Personally, I think the best thing to buy is a SB3 plus controller. Then you can't go wrong. I think this should be packaged up, and should be the standard purchase - people could get extra Receivers for subsidiary systems if they wanted.

From what I can tell, Sonos is also not 100% reliable - you often have to reboot the remote. Redundancy is good, IMO.

mvalera
2008-06-23, 02:37
I have to agree - the Duet in its current form (Controller and Receiver) is crap. Based on my experience it is basically unreliable and no, the fault doesn't lie with the user or my WAP - everything else, including my SB3s and iPod Touch etc. work fine via wireless using the same WAP. Neither the Receiver nor the Controller do. I've _ucked around with it enough now that I want nothing more to do with it, so I guess that means I've "tried to use it and given up in disgust".

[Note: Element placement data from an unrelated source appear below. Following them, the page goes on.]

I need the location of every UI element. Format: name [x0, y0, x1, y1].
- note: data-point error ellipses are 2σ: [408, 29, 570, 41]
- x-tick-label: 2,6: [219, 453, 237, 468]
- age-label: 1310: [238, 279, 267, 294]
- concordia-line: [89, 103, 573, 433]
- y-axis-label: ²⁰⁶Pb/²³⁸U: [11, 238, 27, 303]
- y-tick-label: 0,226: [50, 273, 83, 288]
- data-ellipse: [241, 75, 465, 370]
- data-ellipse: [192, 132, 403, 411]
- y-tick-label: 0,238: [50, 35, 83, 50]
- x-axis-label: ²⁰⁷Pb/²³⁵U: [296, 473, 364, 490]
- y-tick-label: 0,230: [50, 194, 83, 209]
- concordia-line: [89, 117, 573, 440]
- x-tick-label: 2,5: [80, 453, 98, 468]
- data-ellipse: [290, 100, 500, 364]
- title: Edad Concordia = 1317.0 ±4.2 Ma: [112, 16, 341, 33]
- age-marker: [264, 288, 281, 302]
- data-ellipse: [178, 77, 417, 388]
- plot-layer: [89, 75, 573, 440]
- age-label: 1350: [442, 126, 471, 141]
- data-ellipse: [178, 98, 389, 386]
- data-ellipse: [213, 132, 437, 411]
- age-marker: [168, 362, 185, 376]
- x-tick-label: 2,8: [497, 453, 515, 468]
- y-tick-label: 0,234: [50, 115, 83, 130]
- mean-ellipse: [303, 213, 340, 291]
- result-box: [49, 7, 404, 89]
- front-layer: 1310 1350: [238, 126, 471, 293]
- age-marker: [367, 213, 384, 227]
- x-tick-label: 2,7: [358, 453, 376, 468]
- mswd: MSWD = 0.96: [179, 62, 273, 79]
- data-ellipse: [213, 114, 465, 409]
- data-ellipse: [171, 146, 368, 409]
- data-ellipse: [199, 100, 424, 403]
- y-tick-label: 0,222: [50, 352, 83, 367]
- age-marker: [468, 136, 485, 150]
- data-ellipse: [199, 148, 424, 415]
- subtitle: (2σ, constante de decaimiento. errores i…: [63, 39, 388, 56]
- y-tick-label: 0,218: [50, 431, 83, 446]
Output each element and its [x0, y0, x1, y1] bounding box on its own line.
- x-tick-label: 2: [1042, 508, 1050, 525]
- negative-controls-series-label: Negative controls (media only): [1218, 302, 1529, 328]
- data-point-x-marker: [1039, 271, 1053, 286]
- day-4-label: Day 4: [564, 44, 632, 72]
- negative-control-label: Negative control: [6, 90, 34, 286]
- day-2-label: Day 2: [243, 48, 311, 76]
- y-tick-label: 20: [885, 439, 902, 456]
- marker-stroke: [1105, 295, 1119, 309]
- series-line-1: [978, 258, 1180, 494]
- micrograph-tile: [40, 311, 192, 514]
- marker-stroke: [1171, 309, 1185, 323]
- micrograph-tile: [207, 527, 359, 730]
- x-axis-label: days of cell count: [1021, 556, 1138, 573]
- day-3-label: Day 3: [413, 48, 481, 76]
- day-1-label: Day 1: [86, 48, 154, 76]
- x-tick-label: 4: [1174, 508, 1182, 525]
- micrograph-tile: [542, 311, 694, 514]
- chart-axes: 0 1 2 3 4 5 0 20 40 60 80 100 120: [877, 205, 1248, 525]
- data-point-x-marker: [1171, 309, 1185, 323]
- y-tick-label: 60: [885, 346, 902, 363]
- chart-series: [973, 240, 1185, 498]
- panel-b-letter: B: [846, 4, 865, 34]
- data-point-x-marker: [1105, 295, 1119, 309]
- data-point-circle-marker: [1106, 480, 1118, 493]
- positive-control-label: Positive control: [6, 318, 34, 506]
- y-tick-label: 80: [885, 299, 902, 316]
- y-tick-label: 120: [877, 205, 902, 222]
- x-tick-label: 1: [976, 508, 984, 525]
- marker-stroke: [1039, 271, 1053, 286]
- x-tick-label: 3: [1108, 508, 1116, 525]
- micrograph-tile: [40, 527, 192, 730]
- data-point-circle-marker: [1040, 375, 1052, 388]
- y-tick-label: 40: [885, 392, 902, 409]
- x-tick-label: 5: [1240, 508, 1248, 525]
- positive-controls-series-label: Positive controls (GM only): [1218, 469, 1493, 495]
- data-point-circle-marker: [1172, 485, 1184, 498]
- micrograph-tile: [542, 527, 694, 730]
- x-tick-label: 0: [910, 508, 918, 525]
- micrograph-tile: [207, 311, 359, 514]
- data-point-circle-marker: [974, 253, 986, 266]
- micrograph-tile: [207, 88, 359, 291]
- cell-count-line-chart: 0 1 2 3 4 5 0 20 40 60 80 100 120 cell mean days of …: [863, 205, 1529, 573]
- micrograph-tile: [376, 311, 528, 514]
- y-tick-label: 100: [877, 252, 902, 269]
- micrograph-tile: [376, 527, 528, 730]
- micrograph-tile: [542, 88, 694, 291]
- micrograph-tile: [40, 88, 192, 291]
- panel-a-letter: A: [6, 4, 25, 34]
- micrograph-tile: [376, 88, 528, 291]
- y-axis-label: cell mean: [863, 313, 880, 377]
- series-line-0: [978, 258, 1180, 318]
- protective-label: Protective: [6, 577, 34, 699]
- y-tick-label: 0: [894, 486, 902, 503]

EGD... you likely have a bad unit. It happens. Call support.

Mike

oscarg
2008-06-24, 20:56
Hi Everyone.
I have had My Squeezebox a week, and although it is not perfect, it is damn close.
If you consider the multiple things there are to trip it up (different software clients - yes I am having trouble getting the Mandriva client working, but the duet has got further than my printer did. The Windows client seems flawless) multiple network configs (I am using 802.11g with WAP 64bit and CAT 5 ethernet) It is simply outstanding.
It is playing flac and ogg files, and out putting to the cyrus amp sounds really surprisingly good (I mean REALLY good).
I wish Windows Media Centre was half as stable as this.
I would suggest to the author of this column that it is probably the XM plugin that needs work, to imply that this is a product for "early adopters" or whatever is nonsense.
Yes I had to do a hard reset of the controller, before all the artwork worked correctly (hold down the "+" while switching it on FYI)

Anyway - keep using it, and don't feel like you have a lemon, this is a great product, with heaps of great features that show they were REALLY thinking about the user ( for example I love the way the controller wakes up when you pick it up etc etc) I think it is obviously not considered complete which means things can only get better.